There are approximately four different types of bariatric surgery being performed today. The gastric bypass is considered the gold standard and a mini version of it exists as well. However, the less invasive gastric sleeve procedure has eclipsed gastric bypass in terms of popularity, according to Bhasker-Rao. There is also the once prevalent lap or gastric band surgery although interest in it has waned since newer developments have gained ground. Finally, there is the Duodenal Switch (SADI) procedure for patients to consider.
The decision to undergo bariatric surgery is never made lightly. Failed attempts at dieting and exercise programs are usually a precursor. Dieting frustration might occur for the reason already mentioned but exercising while obese can prove self-defeating as well. According to Dr. James Bell, an orthopedic surgery specialist, obese individuals are 20 times more likely to need a knee replacement. “We’re reluctant to do replacements in these types of patients because they have increased risk of infection, implant failure, and they often don’t do as well post-operatively.” In addition to knee problems, significantly overweight individuals are 60 percent more likely to develop degenerative spinal disks and increasing back pain. “The spine is trying to hold up all that extra weight so they end up with stenosis and different neurological issues because of these degenerative changes,” he adds.

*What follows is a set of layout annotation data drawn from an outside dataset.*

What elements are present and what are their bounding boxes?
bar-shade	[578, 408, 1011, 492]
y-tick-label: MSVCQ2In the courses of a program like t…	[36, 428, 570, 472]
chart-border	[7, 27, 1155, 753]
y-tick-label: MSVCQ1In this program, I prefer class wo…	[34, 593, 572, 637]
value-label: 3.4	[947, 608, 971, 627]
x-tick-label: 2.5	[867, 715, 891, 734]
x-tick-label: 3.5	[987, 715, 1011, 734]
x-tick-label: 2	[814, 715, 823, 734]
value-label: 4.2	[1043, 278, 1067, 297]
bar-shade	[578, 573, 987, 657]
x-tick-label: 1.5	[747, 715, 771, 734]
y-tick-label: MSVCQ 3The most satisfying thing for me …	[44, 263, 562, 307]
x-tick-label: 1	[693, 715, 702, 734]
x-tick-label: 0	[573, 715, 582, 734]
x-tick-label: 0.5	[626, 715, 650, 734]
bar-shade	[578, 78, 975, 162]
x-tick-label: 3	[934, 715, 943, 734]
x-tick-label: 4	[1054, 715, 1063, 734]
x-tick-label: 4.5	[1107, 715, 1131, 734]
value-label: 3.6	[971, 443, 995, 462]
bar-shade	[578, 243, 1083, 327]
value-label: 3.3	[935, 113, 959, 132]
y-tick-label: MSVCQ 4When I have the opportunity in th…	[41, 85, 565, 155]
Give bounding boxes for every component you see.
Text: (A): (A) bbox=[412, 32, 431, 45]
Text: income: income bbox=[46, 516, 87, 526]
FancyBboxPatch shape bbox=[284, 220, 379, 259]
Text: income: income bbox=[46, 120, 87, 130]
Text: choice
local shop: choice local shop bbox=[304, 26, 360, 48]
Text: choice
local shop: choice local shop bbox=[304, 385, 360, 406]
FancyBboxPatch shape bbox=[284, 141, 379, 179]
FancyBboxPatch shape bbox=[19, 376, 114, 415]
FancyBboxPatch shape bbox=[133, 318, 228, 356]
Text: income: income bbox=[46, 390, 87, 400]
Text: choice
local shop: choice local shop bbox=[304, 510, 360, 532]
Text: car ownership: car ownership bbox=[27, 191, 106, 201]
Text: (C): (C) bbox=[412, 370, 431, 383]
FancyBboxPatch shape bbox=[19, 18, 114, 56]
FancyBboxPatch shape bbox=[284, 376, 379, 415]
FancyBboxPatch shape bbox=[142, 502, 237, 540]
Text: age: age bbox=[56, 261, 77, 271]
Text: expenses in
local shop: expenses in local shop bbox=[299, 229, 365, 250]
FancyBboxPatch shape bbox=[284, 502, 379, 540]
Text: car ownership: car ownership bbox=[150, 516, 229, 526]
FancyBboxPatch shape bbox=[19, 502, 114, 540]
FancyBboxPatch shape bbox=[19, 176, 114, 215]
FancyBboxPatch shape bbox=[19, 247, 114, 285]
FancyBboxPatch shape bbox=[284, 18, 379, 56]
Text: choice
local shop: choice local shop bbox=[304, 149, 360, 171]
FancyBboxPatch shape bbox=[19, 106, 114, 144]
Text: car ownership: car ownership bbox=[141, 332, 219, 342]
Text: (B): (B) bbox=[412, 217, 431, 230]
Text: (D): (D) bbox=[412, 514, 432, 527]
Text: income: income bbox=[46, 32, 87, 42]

Orthopedic issues often impede obese individuals who attempt to reduce their weight through exercise. “We’re saying they need to lose the weight before we’re really willing to operate on them. They’re saying they can’t do what they need to do to lose the weight because their knees hurt too much,” Bell explains. It becomes a catch-22 situation. At that point, he either recommends weight reduction programs and if they balk citing failure, he will ultimately refer them to a bariatric surgeon.
Of course, joint and spine issues are not the only problems seriously overweight individuals face. Conditions like Type 2 diabetes, hypertension, sleep apnea, high cholesterol, and liver disease are only a few examples of the approximately 30 co-morbidities associated with obesity that can and do occur. An oft-overlooked benefit of undergoing bariatric surgery for weight loss is that many of these co-morbidities are resolved virtually overnight post-procedure. “Type 2 diabetes gone. The next day they are completely off their medication. The same thing happens with hypertension. Eight out of ten patients experience significant reduction of high blood pressure,” Bhasker-Rao says.
Whether or not an individual’s quest leads to bariatric surgery, a registered dietitian nutritionist always plays an important role in any weight management proceeding. “I work with most patients for three to six months before weight loss surgery educating them on how their diet is going to change afterwards,” says Courtney Pogue, a registered dietitian. Her credentials are worth noting, as these days almost anyone can call themselves a nutritionist and often will. “To be, you have to have a bachelor’s degree from an accredited school and new requirements insist upon a master’s degree as well,” Pogue explains, adding the distinction also requires a yearlong accredited internship program and taking a nationally administered exam.
A registered dietitian nutritionist studies a patient’s health history information and works with them to custom design a diet that meets their specific needs. “Our goal is to educate people,” Pogue says. “But one of the greatest benefits I offer people is accountability. They know they’re going to talk with me once a month to help keep them on track.”